I will take an input n and then print n number of lines.Every line i will input a string if this string is "++X" or "X++" then i will add 1 with 0(The initial value of X is 0). If my string is "--X" or "X--" then i will subtract 1 from 0.(If i already take another string then subtract from this string value).
Here is My code:
n = int(input())
c = 0
for x in range(n):
a = input()
if a == "X++" or "++X":
c = c + 1
elif a == "--X" or "X--":
c = c - 1
print(c)
My input:
2
X++
--X
My output:
2
Expected output:
0
Because,value will 1 for "X++" and 0 again for "--X". So,what is wrong in my code and how can i fix this?
Reference: https://docs.python.org/3/reference/expressions.html#operator-precedence
The order of precedence in the logic expression makes your expression equivalent to if (a == "X++") or "++X": which will always be True because bool("++X") == True. Any non-empty string will be True. So, as other answers suggest, you can use if a == "X++" or a == "++X": since or is evaluated last in the expression, the interp will evaluate the equality operations first, then apply or.
Another more shorthand way to test if a variable has a value that could be a few alternatives is to use the in operator.
n = int(input())
c = 0
for x in range(n):
a = input()
if a in ("X++", "++X"):
c = c + 1
elif a in ("--X", "X--"):
c = c - 1
print(c)
So you had a case where a non-empty string evaluated to True, there are other interesting cases that evaluate to either True or False in expressions.
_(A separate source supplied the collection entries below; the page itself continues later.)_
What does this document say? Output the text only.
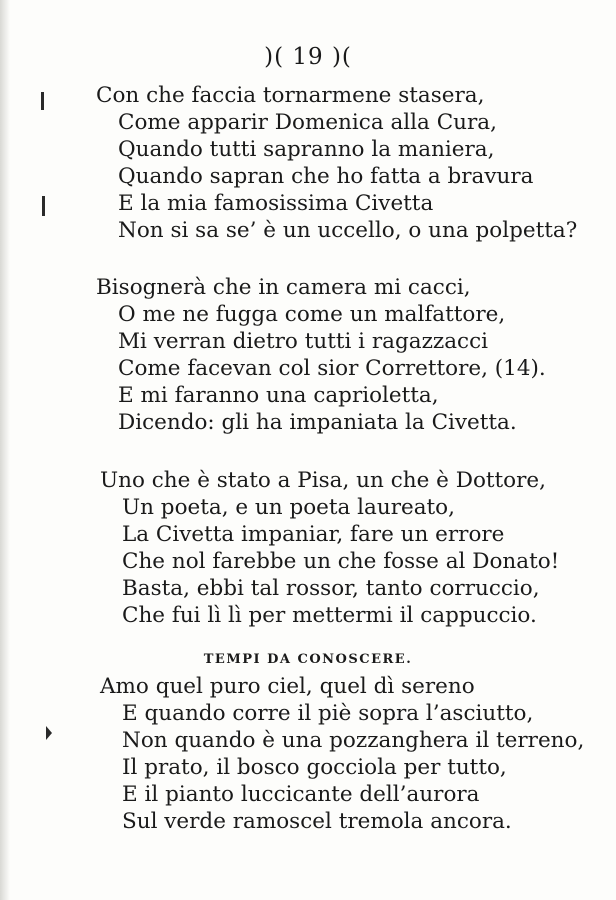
)( 19 )(
Con che faccia tornarmene stasera,
Come apparir Domenica alla Cura,
Quando tutti sapranno la maniera,
Quando sapran che ho fatta a bravura
E la mia famosissima Civetta
Non si sa se’ è un uccello, o una polpetta?
Bisognerà che in camera mi cacci,
O me ne fugga come un malfattore,
Mi verran dietro tutti i ragazzacci
Come facevan col sior Correttore, (14).
E mi faranno una caprioletta,
Dicendo: gli ha impaniata la Civetta.
Uno che è stato a Pisa, un che è Dottore,
Un poeta, e un poeta laureato,
La Civetta impaniar, fare un errore
Che nol farebbe un che fosse al Donato!
Basta, ebbi tal rossor, tanto corruccio,
Che fui lì lì per mettermi il cappuccio.
TEMPI DA CONOSCERE.
Amo quel puro ciel, quel dì sereno
E quando corre il piè sopra l’asciutto,
Non quando è una pozzanghera il terreno,
Il prato, il bosco gocciola per tutto,
E il pianto luccicante dell’aurora
Sul verde ramoscel tremola ancora.
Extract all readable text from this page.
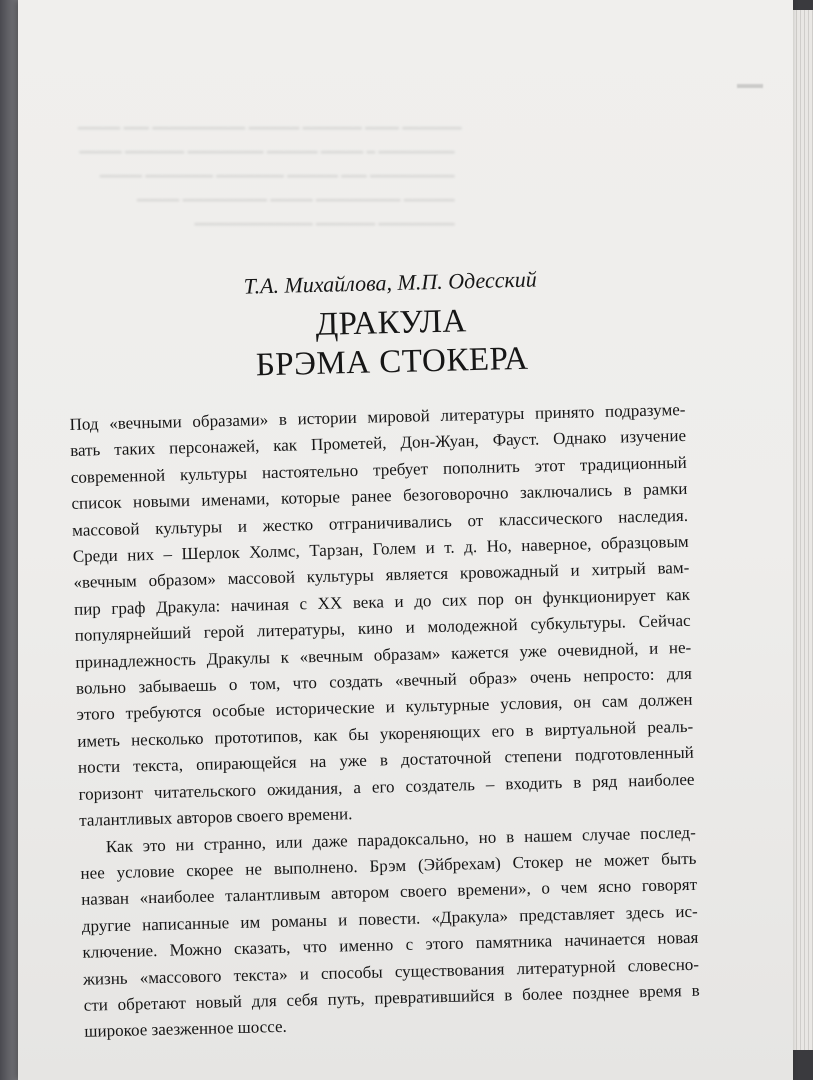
━━━━━━━ ━━━━ ━━━━━━━ ━━━━━━ ━━━━━━━━━━━ ━━━ ━━━━━
━━━━━━━━━ ━ ━━━━━ ━━━━━━ ━━━━━━━━━ ━━━━━━━ ━━━━━
━━━━━━━━━━ ━━━ ━━━━━━ ━━━━━━━━ ━━━━━━━━ ━━━━━
━━━━━━ ━━━━━━━━━━ ━━━━━ ━━━━━━━━━━ ━━━━━
━━━━━━━━━ ━━━━━━━ ━━━━━━━━━━━━━━
▬▬

Т.А. Михайлова, М.П. Одесский

ДРАКУЛА
БРЭМА СТОКЕРА

Под «вечными образами» в истории мировой литературы принято подразуме-
вать таких персонажей, как Прометей, Дон-Жуан, Фауст. Однако изучение
современной культуры настоятельно требует пополнить этот традиционный
список новыми именами, которые ранее безоговорочно заключались в рамки
массовой культуры и жестко отграничивались от классического наследия.
Среди них – Шерлок Холмс, Тарзан, Голем и т. д. Но, наверное, образцовым
«вечным образом» массовой культуры является кровожадный и хитрый вам-
пир граф Дракула: начиная с XX века и до сих пор он функционирует как
популярнейший герой литературы, кино и молодежной субкультуры. Сейчас
принадлежность Дракулы к «вечным образам» кажется уже очевидной, и не-
вольно забываешь о том, что создать «вечный образ» очень непросто: для
этого требуются особые исторические и культурные условия, он сам должен
иметь несколько прототипов, как бы укореняющих его в виртуальной реаль-
ности текста, опирающейся на уже в достаточной степени подготовленный
горизонт читательского ожидания, а его создатель – входить в ряд наиболее
талантливых авторов своего времени.

Как это ни странно, или даже парадоксально, но в нашем случае послед-
нее условие скорее не выполнено. Брэм (Эйбрехам) Стокер не может быть
назван «наиболее талантливым автором своего времени», о чем ясно говорят
другие написанные им романы и повести. «Дракула» представляет здесь ис-
ключение. Можно сказать, что именно с этого памятника начинается новая
жизнь «массового текста» и способы существования литературной словесно-
сти обретают новый для себя путь, превратившийся в более позднее время в
широкое заезженное шоссе.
For instance, lists:
li1 = []
li2 = [1, 2]
if li1:
print("li1")
if li2:
print("li2")
Will output li2.
Bonus round - associating values with string input using a dict:
>>> def foo(n):
... d = {'X++': 1, '++X': 1, '--X': -1, 'X--': -1}
... c = 0
... for _ in range(n):
... a = input()
... c += d.get(a, 0)
... return c
...
>>> foo(3)
<-- X++
<-- ++X
<-- ++X
3